In the field of artificial intelligence, Alibaba's Tongyi Lab team recently announced the open-sourcing of its latest multimodal model, R1-Omni. This model incorporates reinforcement learning with verifiable rewards (RLVR), demonstrating exceptional capabilities in processing audio and video information. A key highlight of R1-Omni is its transparency, allowing for a clearer understanding of each modality's role in the decision-making process, particularly in tasks such as emotion recognition.

image.png

With the launch of DeepSeek R1, the application potential of reinforcement learning in large models is being continuously explored. The RLVR method offers new optimization strategies for multimodal tasks, effectively handling complex tasks such as geometric reasoning and visual counting. While current research largely focuses on the combination of images and text, Tongyi Lab's latest exploration expands this field by combining RLVR with a full-modality video model, showcasing the technology's broad application prospects.

image.png

R1-Omni, through the RLVR method, makes the influence of audio and video information more intuitive. For example, in emotion recognition tasks, the model clearly shows which audio and video signals played a key role in emotion judgment. This transparency not only improves model reliability but also provides researchers and developers with better insights.

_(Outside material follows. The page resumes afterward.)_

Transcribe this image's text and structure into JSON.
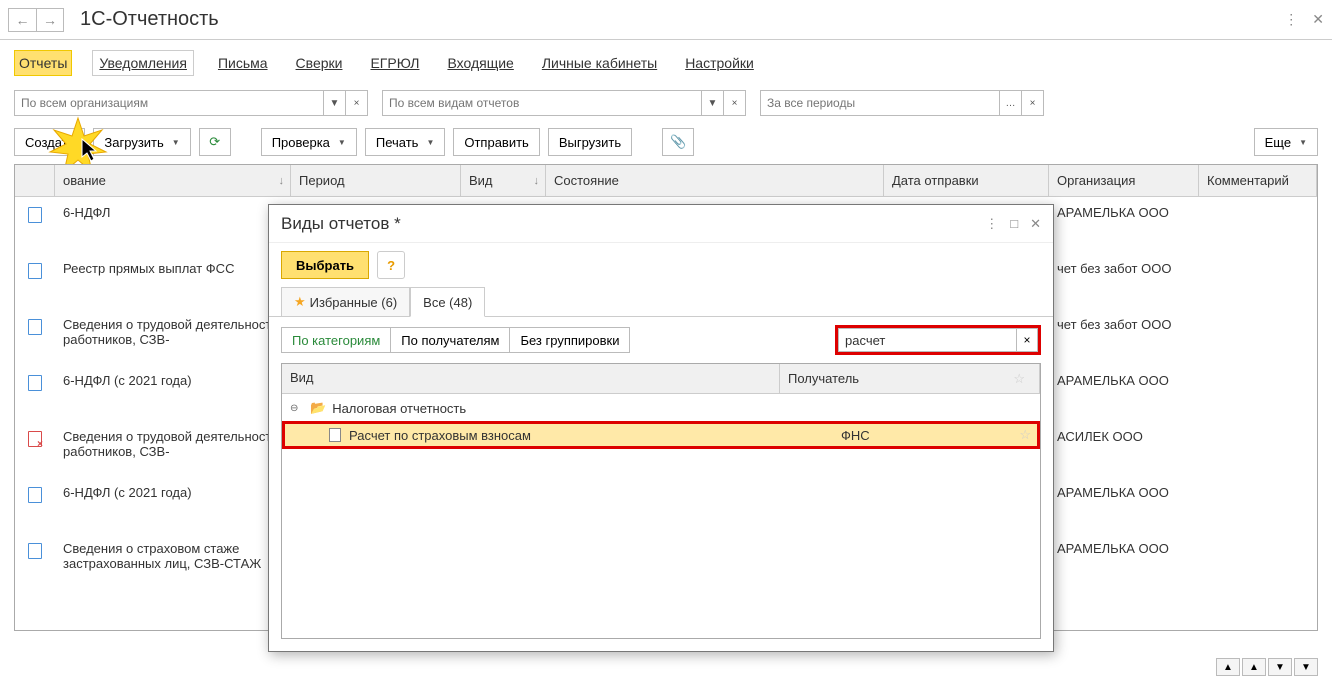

In terms of performance verification, the Tongyi Lab team conducted comparative experiments between R1-Omni and the original HumanOmni-0.5B model. The results show that R1-Omni achieved significant improvements on the DFEW and MAFW datasets, with an average increase of over 35%. Furthermore, compared to traditional supervised fine-tuning (SFT) models, R1-Omni also showed an improvement of over 10% in unsupervised learning (UAR). On different distribution test sets (such as RAVDESS), R1-Omni demonstrated excellent generalization ability, with WAR and UAR improvements exceeding 13%. These results not only demonstrate the advantages of RLVR in improving reasoning capabilities but also provide new ideas and directions for future multimodal model research.

The open-sourcing of R1-Omni will provide convenience for more researchers and developers. We expect this model to bring more innovation and breakthroughs in future applications.